An interesting and particularly welcome article by Taieb et al.1 describes treatment options for the management of bad-prognosis colorectal cancer (CRC) patients harbouring BRAF-mutated tumours. The current and future therapeutic strategies for this category of patients are based on well-established and complex preclinical data to which the authors paid insufficient attention.

One of the major advances in BRAF-mutated CRC is the setting of BRAFi–MEKi combinations.
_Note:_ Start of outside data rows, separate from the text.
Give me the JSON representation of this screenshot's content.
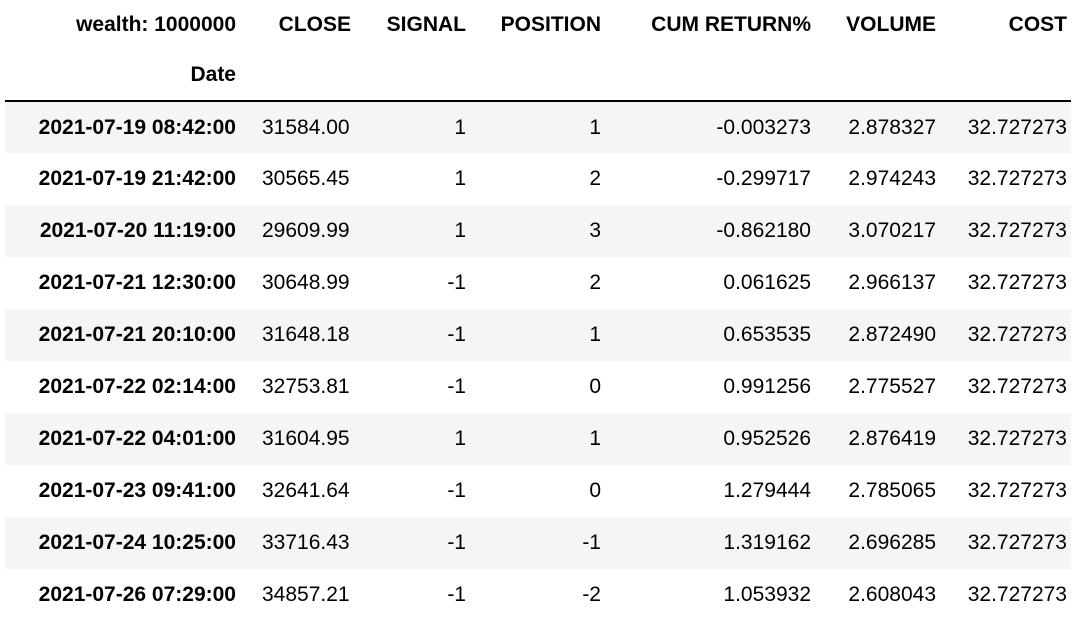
{
  "header": {
    "corner_label": "wealth: 1000000",
    "columns": [
      "CLOSE",
      "SIGNAL",
      "POSITION",
      "CUM RETURN%",
      "VOLUME",
      "COST"
    ],
    "index_name": "Date"
  },
  "rows": [
    {
      "date": "2021-07-19 08:42:00",
      "close": "31584.00",
      "signal": "1",
      "position": "1",
      "cum_return": "-0.003273",
      "volume": "2.878327",
      "cost": "32.727273"
    },
    {
      "date": "2021-07-19 21:42:00",
      "close": "30565.45",
      "signal": "1",
      "position": "2",
      "cum_return": "-0.299717",
      "volume": "2.974243",
      "cost": "32.727273"
    },
    {
      "date": "2021-07-20 11:19:00",
      "close": "29609.99",
      "signal": "1",
      "position": "3",
      "cum_return": "-0.862180",
      "volume": "3.070217",
      "cost": "32.727273"
    },
    {
      "date": "2021-07-21 12:30:00",
      "close": "30648.99",
      "signal": "-1",
      "position": "2",
      "cum_return": "0.061625",
      "volume": "2.966137",
      "cost": "32.727273"
    },
    {
      "date": "2021-07-21 20:10:00",
      "close": "31648.18",
      "signal": "-1",
      "position": "1",
      "cum_return": "0.653535",
      "volume": "2.872490",
      "cost": "32.727273"
    },
    {
      "date": "2021-07-22 02:14:00",
      "close": "32753.81",
      "signal": "-1",
      "position": "0",
      "cum_return": "0.991256",
      "volume": "2.775527",
      "cost": "32.727273"
    },
    {
      "date": "2021-07-22 04:01:00",
      "close": "31604.95",
      "signal": "1",
      "position": "1",
      "cum_return": "0.952526",
      "volume": "2.876419",
      "cost": "32.727273"
    },
    {
      "date": "2021-07-23 09:41:00",
      "close": "32641.64",
      "signal": "-1",
      "position": "0",
      "cum_return": "1.279444",
      "volume": "2.785065",
      "cost": "32.727273"
    },
    {
      "date": "2021-07-24 10:25:00",
      "close": "33716.43",
      "signal": "-1",
      "position": "-1",
      "cum_return": "1.319162",
      "volume": "2.696285",
      "cost": "32.727273"
    },
    {
      "date": "2021-07-26 07:29:00",
      "close": "34857.21",
      "signal": "-1",
      "position": "-2",
      "cum_return": "1.053932",
      "volume": "2.608043",
      "cost": "32.727273"
    }
  ],
  "colors": {
    "stripe": "#f5f5f5",
    "border": "#000000",
    "text": "#000000"
  }
}
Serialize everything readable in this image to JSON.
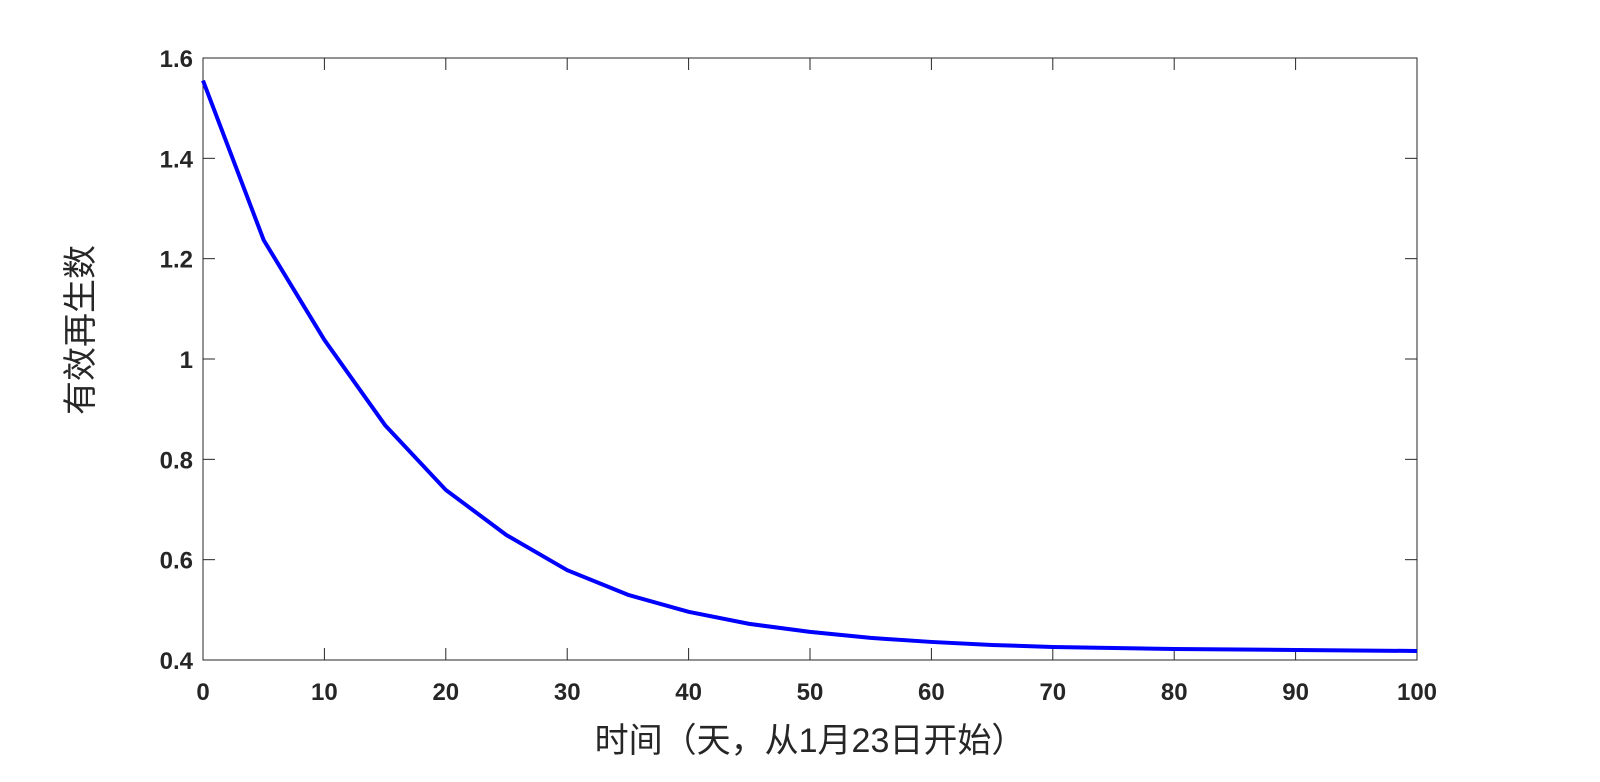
{
  "chart_data": {
    "type": "line",
    "xlabel": "时间（天，从1月23日开始）",
    "ylabel": "有效再生数",
    "x": [
      0,
      5,
      10,
      15,
      20,
      25,
      30,
      35,
      40,
      45,
      50,
      55,
      60,
      65,
      70,
      80,
      90,
      100
    ],
    "series": [
      {
        "color": "#0000ff",
        "values": [
          1.555,
          1.237,
          1.038,
          0.868,
          0.739,
          0.649,
          0.579,
          0.53,
          0.496,
          0.472,
          0.456,
          0.444,
          0.436,
          0.43,
          0.426,
          0.422,
          0.42,
          0.418
        ]
      }
    ],
    "xlim": [
      0,
      100
    ],
    "xticks": [
      0,
      10,
      20,
      30,
      40,
      50,
      60,
      70,
      80,
      90,
      100
    ],
    "ylim": [
      0.4,
      1.6
    ],
    "yticks": [
      0.4,
      0.6,
      0.8,
      1,
      1.2,
      1.4,
      1.6
    ],
    "grid": false
  }
}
Of importance, although not discussed by the authors, this association of a BRAFi with a MEKi was dictated by the fact that BRAFi can induce neoplasia, most often cutaneous squamous cell carcinoma.2 This effect is attributed predominantly to paradoxical ERK activation (the ability of BRAFi to stimulate RAF signalling in BRAF wt condition, thus activating ERK and stimulating proliferation).3 Figure 1 of the paper1 makes no mention of this tissue-specific molecular aspect, which is important not only for mechanistic reasons, but is also of therapeutic interest since BRAFi, which evades paradoxical MAPK pathway activation, is currently in clinical development.4 Moreover, a definition of a paradox index has been set for BRAFi (vemurafenib, dabrafenib and encorafenib, PLX8394) as a means of quantifying a therapeutic window of high clinical efficacy (at least in BRAF-mutant melanoma cells) with minimal paradoxical ERK activation.5

Fig. 1
figure 1

BRAF - mutated metastatic CRC: molecular bases for an optimal combination BRAFi - MEKi - cetuximab - bevacizumab - CPI.

The authors did mention another level of the underlying molecular complexity, i.e. the interruption by MEKi of negative feedback of ERK signalling at the initiation steps of MAPKinase signalling.6 This explains why, in the case of colorectal cancer cells and not melanoma cells (deprived of EGFR signalling), the addition of EGFRi is a necessary complement to the BRAFi–MEKi association. When advocating EGFRi in CCR, and more broadly, the use of monoclonal antibodies, the respective order of application of cetuximab versus bevacizumab is still a matter of debate. Cetuximab is an IgG1 and this characteristic confers to the drug the capacity to develop the clinically important mechanism of antibody-dependent cellular cytotoxicity (ADCC). ADCC was recently highlighted by others and us for its significant contribution to the global action mechanism of cetuximab.

Of importance is the immune modulation generated by ADCC.7 In brief, based on preclinical and clinical observations, cetuximab-mediated ADCC, through natural killer-cell release of INFα, results in priming of cytotoxic T cells.7 Recent experimental and clinical data have revealed that bevacizumab, through its interaction with VEGF, may in fact restore normal endothelial cell diapedesis. This results in favourable tissular diffusion of cytotoxic T lymphocytes instead of regulatory T cells, the diffusion of which is facilitated by the deleterious impact of VEGF on endothelial cells.8 Thus, under bevacizumab treatment, adequate tumoural tissue redistribution of beneficial antitumour CD8 T cells is achieved in place of detrimental regulatory T cells. This background may support recent clinical results regarding the optimal order for cetuximab (priming CD8 T cells) versus bevacizumab (allowing optimal access of CD8 T cells to the tumoural bed) in first-line metastatic CRC9 and strengthens combination strategies also including immunotherapy by checkpoint inhibitors in unstable microsatellite BRAF-mutated CRC patients. The fact that BRAF + MEK inhibition positively affects the tumour microenvironment and immune modulation is thus a strong argument in favour of adding immunotherapy in the context of the cetuximab–BRAFi–MEKi/bevacizumab combination with attention being paid to an optimal sequencing. The included figure recapitulates the molecular mechanisms considered above and seeks to clarify the particularly complex background-sustaining treatment options for metastatic BRAF-mutated CRC.